Premendola contro la colonna e cedendo infine al suo invito, sussurrò, con la voce già rotta e il respiro più rapido: “Però facciamo in fretta, prima che arrivi qualcuno...”

La Leonessa non ebbe obiezioni e si aggrappò al suo amante, la pietra non del tutto liscia che le grattava appena la schiena lasciata scoperta dal suo abito rosso, dando sfogo al tormento che l'aveva accompagnata fin da quando l'aveva visto portarsi al centro della sala e iniziare a muoversi a ritmo di musica.

Si sentiva schiava del suo sangue caldo, come troppe altre volte le era capitato, e sapeva che intrattenersi con lui lì era pericoloso, che chiunque avrebbe potuto vederli, ma in quel momento non le importava. Lo voleva e basta.

 

Bianca ci aveva messo un po' a capire in che direzione fossero andati sua madre e Manfredi e anche se già a metà strada aveva intuito il motivo della loro piccola fuga, non si era fermata.

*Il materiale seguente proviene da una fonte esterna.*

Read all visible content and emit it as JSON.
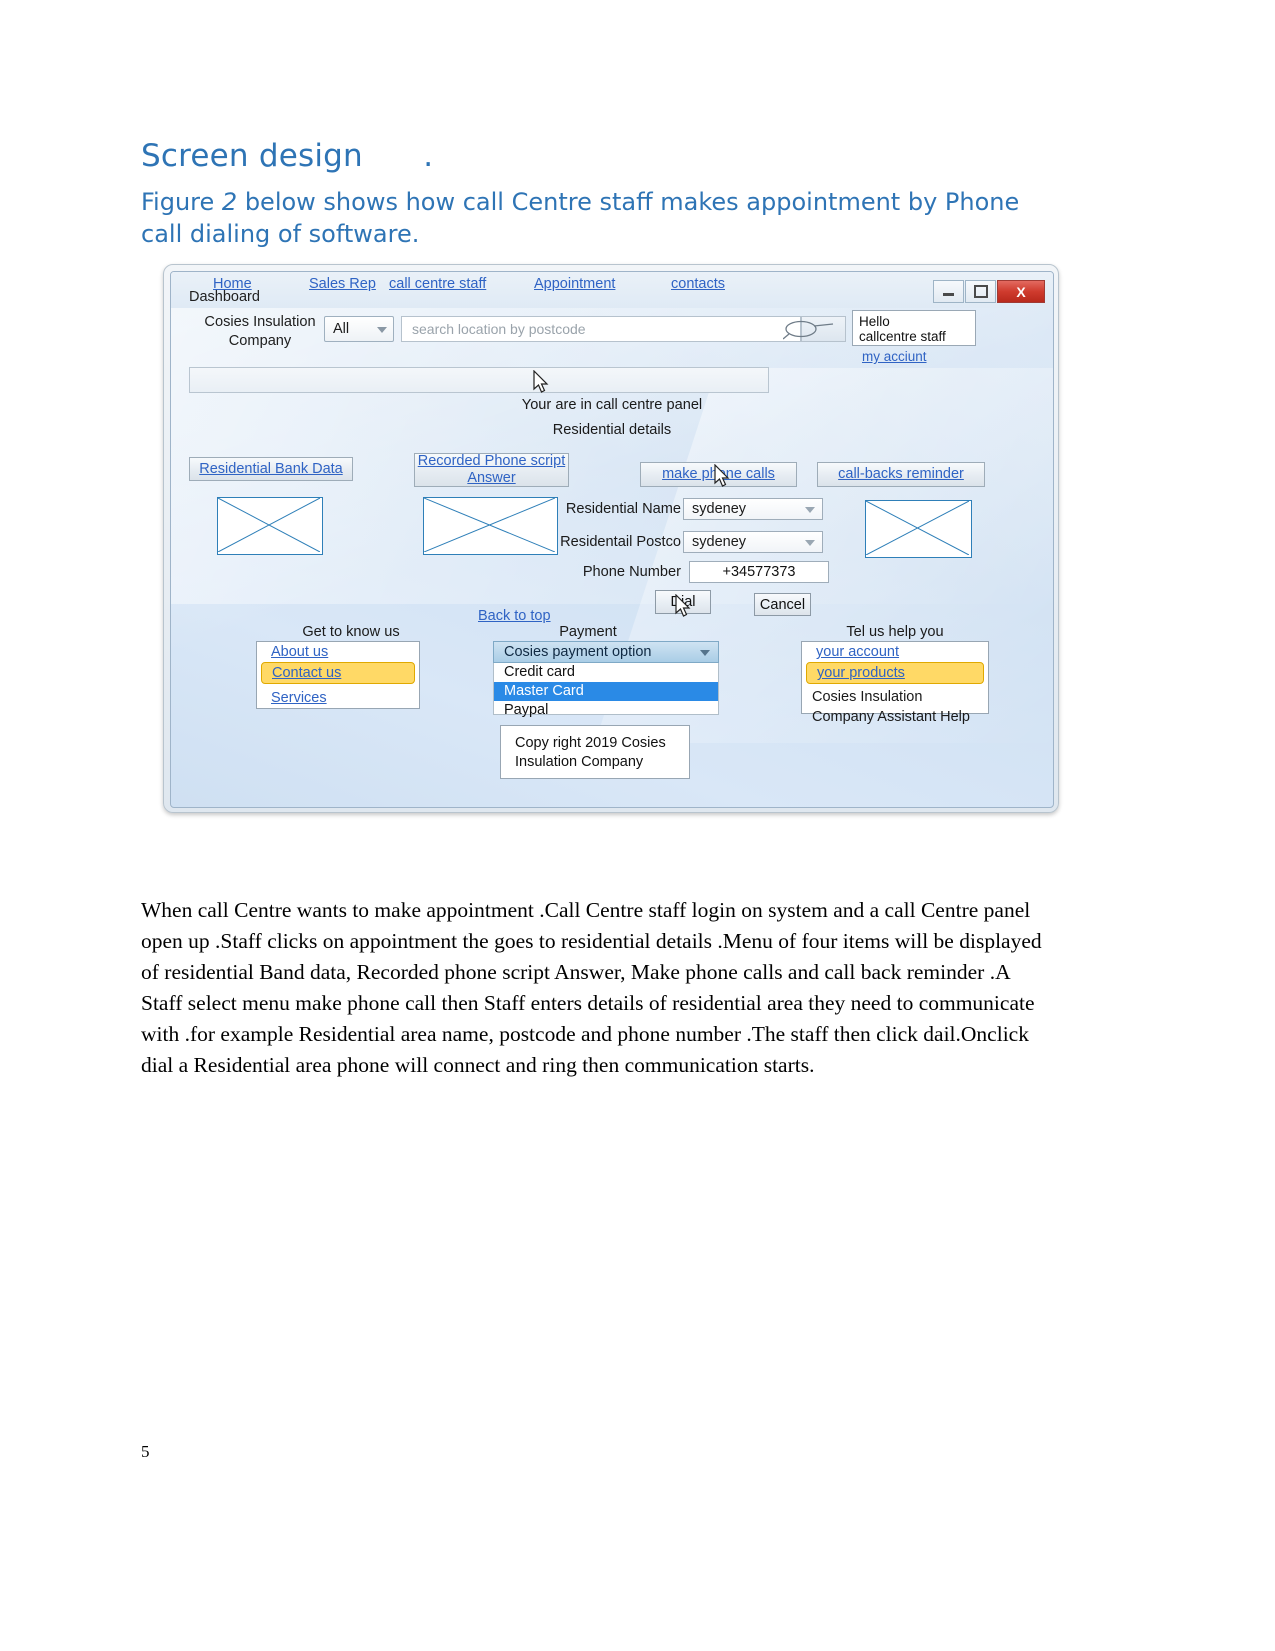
{
  "document": {
    "heading": "Screen design      .",
    "subheading_pre": "Figure ",
    "subheading_em": "2",
    "subheading_post": " below shows how call Centre staff makes appointment by Phone call dialing of software.",
    "body": "When call Centre wants to make appointment .Call Centre staff login on system and  a call Centre panel open up .Staff clicks on appointment the goes to residential details .Menu of four items will be displayed of residential Band data, Recorded phone script Answer, Make phone calls and call back reminder .A Staff select menu make phone call then  Staff enters details of residential area they need to communicate with .for example Residential area name, postcode and phone number .The staff then click dail.Onclick dial a Residential area phone will connect and ring then communication starts.",
    "page_number": "5"
  },
  "mockup": {
    "window_title": "Dashboard",
    "window_buttons": {
      "minimize": "minimize-icon",
      "maximize": "maximize-icon",
      "close": "X"
    },
    "brand": "Cosies Insulation Company",
    "category_select": {
      "value": "All"
    },
    "search": {
      "placeholder": "search location by postcode",
      "value": ""
    },
    "account_box": {
      "line1": "Hello",
      "line2": "callcentre staff",
      "link": "my acciunt"
    },
    "nav": [
      {
        "label": "Home"
      },
      {
        "label": "Sales Rep"
      },
      {
        "label": "call centre staff"
      },
      {
        "label": "Appointment"
      },
      {
        "label": "contacts"
      }
    ],
    "panel_note": "Your are in call centre panel",
    "panel_sub": "Residential details",
    "action_buttons": [
      {
        "label": "Residential Bank Data"
      },
      {
        "label": "Recorded Phone script Answer"
      },
      {
        "label": "make phone calls"
      },
      {
        "label": "call-backs reminder"
      }
    ],
    "form": {
      "name_label": "Residential Name",
      "name_value": "sydeney",
      "postcode_label": "Residentail Postco",
      "postcode_value": "sydeney",
      "phone_label": "Phone Number",
      "phone_value": "+34577373",
      "dial_button": "Dial",
      "cancel_button": "Cancel"
    },
    "back_to_top": "Back to top",
    "get_to_know_us": {
      "title": "Get to know us",
      "items": [
        {
          "label": "About us",
          "highlighted": false
        },
        {
          "label": "Contact us",
          "highlighted": true
        },
        {
          "label": "Services",
          "highlighted": false
        }
      ]
    },
    "payment": {
      "title": "Payment",
      "header": "Cosies payment option",
      "options": [
        {
          "label": "Credit card",
          "selected": false
        },
        {
          "label": "Master Card",
          "selected": true
        },
        {
          "label": "Paypal",
          "selected": false
        }
      ]
    },
    "help": {
      "title": "Tel us help you",
      "items": [
        {
          "label": "your account",
          "highlighted": false,
          "link": true
        },
        {
          "label": "your products",
          "highlighted": true,
          "link": true
        },
        {
          "label": "Cosies Insulation",
          "highlighted": false,
          "link": false
        },
        {
          "label": "Company Assistant Help",
          "highlighted": false,
          "link": false
        }
      ]
    },
    "copyright_line1": "Copy right 2019 Cosies",
    "copyright_line2": "Insulation Company"
  },
  "colors": {
    "heading_blue": "#2E74B5",
    "link_blue": "#2f63c4",
    "highlight_yellow": "#ffd966",
    "select_blue": "#2a8ae6",
    "close_red": "#cf3b2e"
  }
}
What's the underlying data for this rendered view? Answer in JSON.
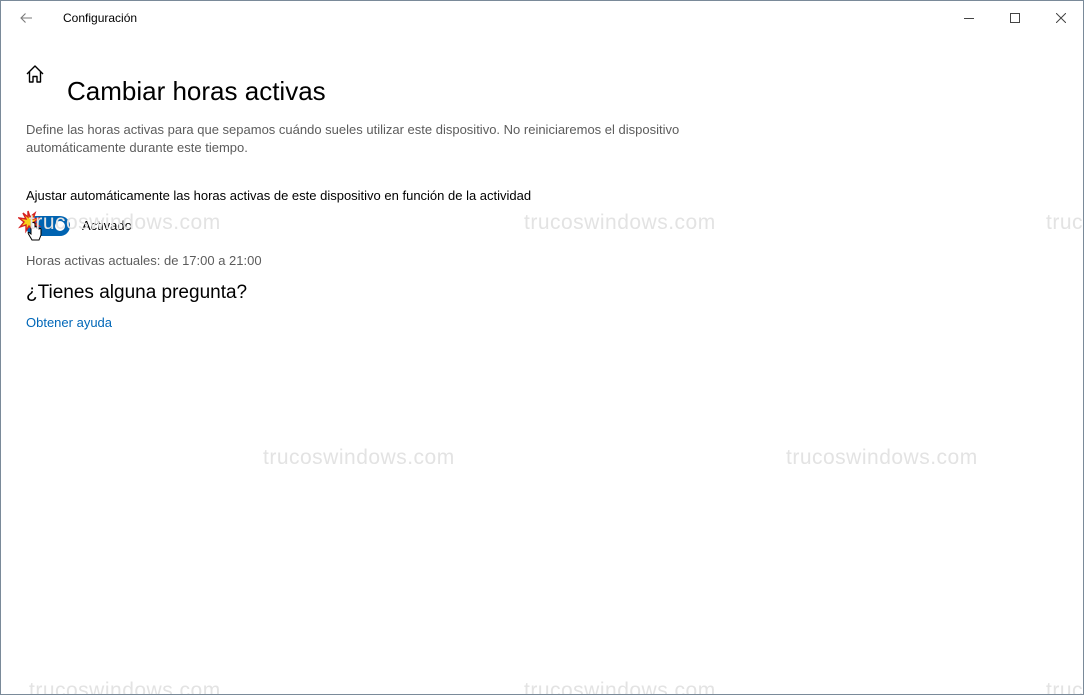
{
  "titlebar": {
    "title": "Configuración",
    "back_icon": "back-arrow-icon",
    "minimize_icon": "minimize-icon",
    "maximize_icon": "maximize-icon",
    "close_icon": "close-icon"
  },
  "page": {
    "home_icon": "home-icon",
    "title": "Cambiar horas activas",
    "description": "Define las horas activas para que sepamos cuándo sueles utilizar este dispositivo. No reiniciaremos el dispositivo automáticamente durante este tiempo."
  },
  "auto_adjust": {
    "label": "Ajustar automáticamente las horas activas de este dispositivo en función de la actividad",
    "toggle_state": "Activado",
    "toggle_on": true,
    "toggle_color": "#0063b1"
  },
  "current_hours": "Horas activas actuales: de 17:00 a 21:00",
  "help": {
    "heading": "¿Tienes alguna pregunta?",
    "link": "Obtener ayuda",
    "link_color": "#0067b8"
  },
  "watermark": "trucoswindows.com"
}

Arrivata sulla porta che dava sul cortile d'addestramento, rallentò un po' il passo, per paura di essere vista o sentita. Era una sensazione, nulla di più, ma era certa che li avrebbe trovati lì, da qualche parte.

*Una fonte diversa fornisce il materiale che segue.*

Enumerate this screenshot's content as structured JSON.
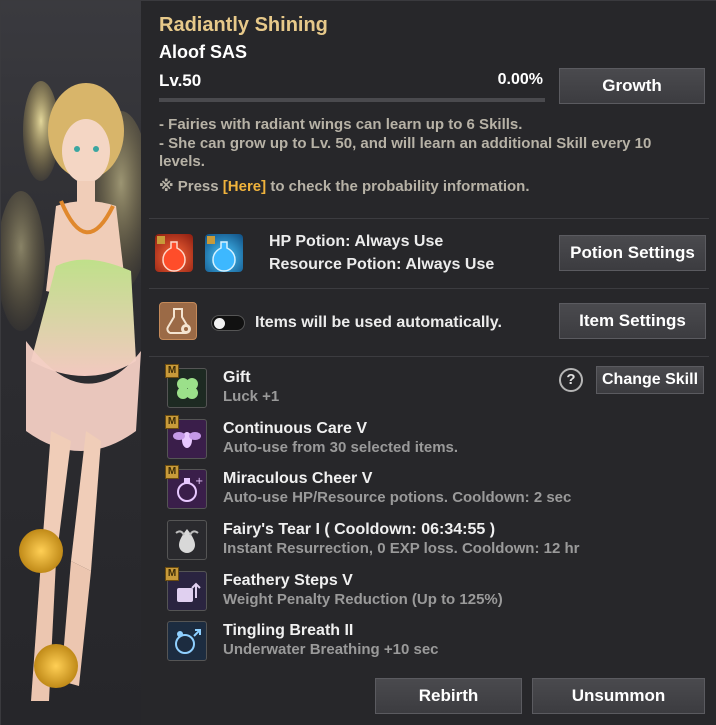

Infatti, mentre scivolava lungo il colonnato, evitando il muro perché troppo illuminato, iniziò a sentire dei rumori che poteva ben riconoscere. I respiri spezzati, assieme a qualche mezza risata euforica, si mescolavano a uno strano tintinnio.

La Riario si bloccò. Si ricordò di colpo dei monili che quella sera sua madre indossava e si rese conto che il rumore metallico che accompagnava quello di due corpi che si amavano arrivava proprio da quei gioielli.

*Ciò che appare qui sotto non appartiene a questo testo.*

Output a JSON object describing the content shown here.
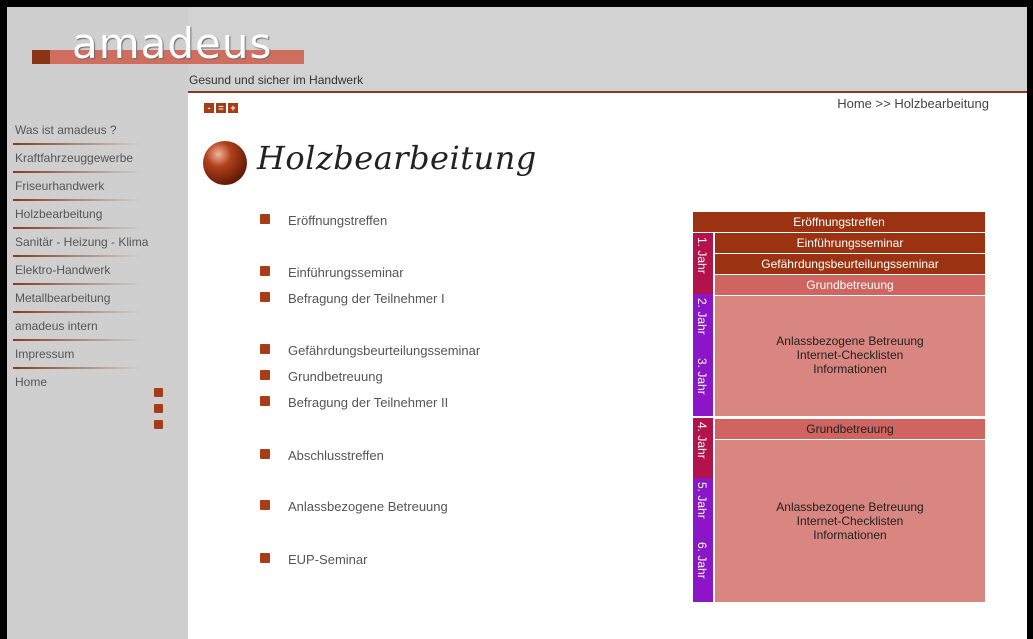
{
  "logo": {
    "text": "amadeus",
    "tagline": "Gesund und sicher im Handwerk"
  },
  "sidebar": {
    "items": [
      {
        "label": "Was ist amadeus ?"
      },
      {
        "label": "Kraftfahrzeuggewerbe"
      },
      {
        "label": "Friseurhandwerk"
      },
      {
        "label": "Holzbearbeitung"
      },
      {
        "label": "Sanitär - Heizung - Klima"
      },
      {
        "label": "Elektro-Handwerk"
      },
      {
        "label": "Metallbearbeitung"
      },
      {
        "label": "amadeus intern"
      },
      {
        "label": "Impressum"
      },
      {
        "label": "Home"
      }
    ]
  },
  "breadcrumb": "Home >> Holzbearbeitung",
  "font_size_buttons": [
    "-",
    "=",
    "+"
  ],
  "page_title": "Holzbearbeitung",
  "steps": [
    "Eröffnungstreffen",
    "Einführungsseminar",
    "Befragung der Teilnehmer I",
    "Gefährdungsbeurteilungsseminar",
    "Grundbetreuung",
    "Befragung der Teilnehmer II",
    "Abschlusstreffen",
    "Anlassbezogene Betreuung",
    "EUP-Seminar"
  ],
  "schedule": {
    "top": "Eröffnungstreffen",
    "einf": "Einführungsseminar",
    "gef": "Gefährdungsbeurteilungsseminar",
    "grund1": "Grundbetreuung",
    "block1": [
      "Anlassbezogene Betreuung",
      "Internet-Checklisten",
      "Informationen"
    ],
    "grund2": "Grundbetreuung",
    "block2": [
      "Anlassbezogene Betreuung",
      "Internet-Checklisten",
      "Informationen"
    ],
    "years": [
      "1. Jahr",
      "2. Jahr",
      "3. Jahr",
      "4. Jahr",
      "5. Jahr",
      "6. Jahr"
    ],
    "colors": {
      "dark": "#9b3312",
      "mid": "#cf6460",
      "light": "#d98580",
      "year1": "#b3124a",
      "year_purple": "#8a16c7"
    }
  }
}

Si sporse un po', per avere anche la conferma visiva di quello che la Tigre e il suo amante stavano facendo e quando li vide intrecciati l'uno all'altra, la Contessa sua madre premuta contro la colonna, le gambe allacciate attorno ai fianchi del faentino, che la sorreggeva e l'assaltava senza tregua, ne ebbe abbastanza.

Era stata troppo avventata a volersi spingere tanto oltre e quindi sentiva di meritarsi il senso di nausea che la stava prendendo mentre, con lentezza e il più silenziosamente possibile, tornava nelle viscere della rocca.

La cosa peggiore era che si sentiva una sciocca. Come aveva potuto illudersi di poter avere l'attenzione di un uomo come Manfredi?

'Come potevo credere – si chiese, mentre tornava verso la sala dei banchetti – che lui potesse guardare me, quando può avere lei?'

Una volta ritornata alla festa, la giovane Riario ci mise qualche minuto, prima di orientarsi. Era stordita e dilaniata da sentimenti contrastanti. Se da una parte si sentiva felice per sua madre, che con Manfredi stava ritrovando, con grande lentezza e fatica, una sorta di equilibrio, dall'altro ne era invidiosa, perché lei poteva prendersi Ottaviano quando voleva, ed era anche gelosa di lui, perché avrebbe voluto averlo per sé e sé sola.

Li condannava, nel profondo, per quello che facevano. Non avevano il minimo pudore e rischiavano di dare ancora più scandalo di quanto non stessero già dando. Non approvava la loro noncuranza e il loro apparente totale disinteresse per le convenzioni e le leggi non scritte a cui chiunque, perfino un esule e una Contessa, doveva sottoporsi.

Però, intimamente, li ammirava per lo stesso motivo. Era affascinata dalla loro libertà, dalla loro sicurezza. Avrebbe voluto saper essere come loro, riuscire a lasciarsi tutto alle spalle, scordarsi di ciò che la società si aspettava da lei ed essere capace di fare quel passo in più che le permettesse di vivere come voleva, di fare ciò che il suo istinto le suggeriva di fare, senza continuare a tormentarsi pensando alle conseguenze e agli eventuali risvolti più tragici.

Sapeva che il vino che aveva bevuto stava acuendo il suo malessere, ma ciò non le impedì di prendere un altro calice, prima di rituffarsi nelle danze.

A quell'ora tarda, la festa era stata aperta anche a tanti soldati della rocca e ai membri della servitù e a quel punto la giovane Riario si sentiva come una bambina a cui veniva mostrata un'intera stanza piena di giocattoli. Stava a lei sceglierne uno e farne quel che preferiva.